GLOBAL warming, long in the media forefront, has recently become a thought-fuelled debate.

Recent efforts by such international, and interrelated, organizations as the United Nations Environmental Program, the World Meteorological Organization, and the Intergovernmental Panel on Climate Change (IPCC), have helped create essential standards for discussion, clearly establishing the present and anticipated effects of global warming. Although the spread of tropical storms due to higher temperatures may be more important for Pacific Islands, a greater threat is the long predicted rise in sea levels.

According to the IPCC, sea levels will rise between 0.3 and 1.0 meters by 2100, with a best guess estimate of 0.5 meters. This would double the number of world populations at risk from flooding with a 1.0-meter rise, the number triples. For the smaller island nations, especially the low-lying atolls, where nearly all land is within a few meters of sea level, rising seas cause storm damage, freshwater contamination, and flooding, if not total inundation. Increased coastal erosion worsens flood risk by endangering natural protective features such as sand dunes, mangroves, and barrier islands. Others claim that the Pacific rises less than two millimetres a year. According to Wolfgang Sherer, director of Australia’s National Tidal Facility of Flinders University and part of a Pacific-wide sea level monitoring program, blames the 1999 submersion of two uninhabited islands in Tarawa, Kiribati on localized overuse of freshwater under each atoll, not on global warming caused by industrial nations.

While the Pacific Islands are united in their desire for further anti-emission measures and protective aid, larger industrial nations, have yet to implement already agreed upon reforms.

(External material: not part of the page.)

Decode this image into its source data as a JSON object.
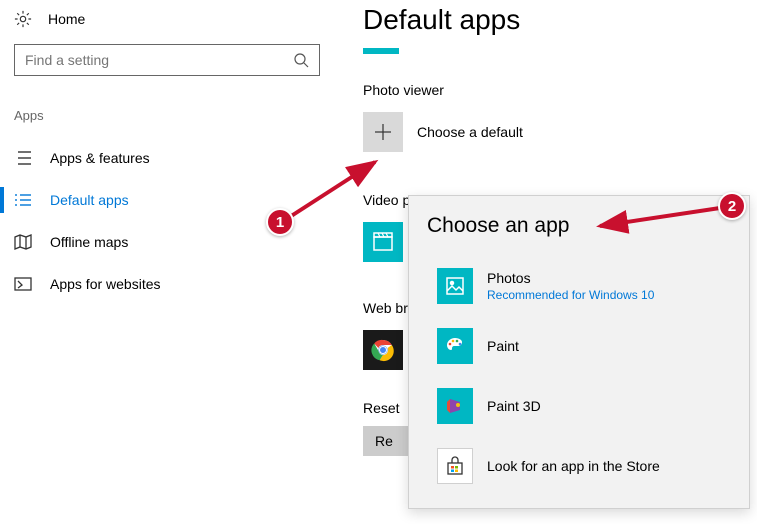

Researchers frequently cite insecure data in order to de-link sea levels and flood damage from global warming.

One important limitation on the South Pacific Forum’s voice is its exclusion from the Antarctic Treaty System (ATS). Signed before many of these states had achieved independence, ATS gave control of the Antarctic to 43 nations and limited its development to scientific research. Scientists have recently informed foreign ministers from the ATS countries that the West Antarctica Ice Shelf is poised to slip into the ocean, causing a rise of six meters in their lifetimes.

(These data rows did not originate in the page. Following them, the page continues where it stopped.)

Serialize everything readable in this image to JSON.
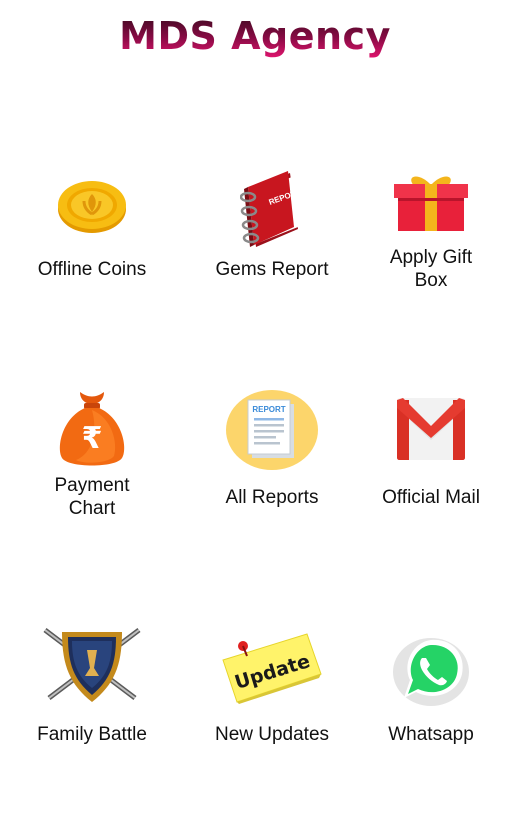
{
  "header": {
    "title": "MDS Agency"
  },
  "tiles": [
    {
      "label": "Offline Coins",
      "icon": "gold-coin-icon"
    },
    {
      "label": "Gems Report",
      "icon": "report-book-icon",
      "icon_text": "REPORT"
    },
    {
      "label": "Apply Gift\nBox",
      "icon": "gift-box-icon"
    },
    {
      "label": "Payment\nChart",
      "icon": "rupee-money-bag-icon",
      "icon_text": "₹"
    },
    {
      "label": "All Reports",
      "icon": "report-document-icon",
      "icon_text": "REPORT"
    },
    {
      "label": "Official Mail",
      "icon": "gmail-icon"
    },
    {
      "label": "Family Battle",
      "icon": "shield-swords-icon"
    },
    {
      "label": "New Updates",
      "icon": "update-note-icon",
      "icon_text": "Update"
    },
    {
      "label": "Whatsapp",
      "icon": "whatsapp-icon"
    }
  ],
  "colors": {
    "title_gradient": [
      "#3a0a1e",
      "#8a0b45",
      "#e0146e"
    ],
    "gold": "#f5b800",
    "gift_red": "#e8213a",
    "bag_orange": "#f26a12",
    "gmail_red": "#d93025",
    "whatsapp_green": "#25d366"
  }
}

This would mean the total loss of the Kiribati, the Marshall Islands, Tokelau, Tuvalu, and Tonga, as well as large swaths of the Cook Islands, Micronesia, Fiji, French Polynesia, and the Solomon Islands.

Counter measures for flood protection include population and crop relocation to higher ground uncontaminated by salt water. Mitigation, creation of flood ways for drainage, and development of more stable rice crops are all projects currently underway in endangered areas.

While many believe that reducing the adverse effects of natural disasters should be addressed as part of sustainable development programs, the fate of many Pacific nations is uncertain enough to discourage the same foreign investments that would be needed to prevent damage.

The Pacific Islands are not the only areas threatened by floods. Sixteen of the world’s largest cities with populations of more than 10 million are located in coastal zones, and coastal populations are increasing rapidly worldwide.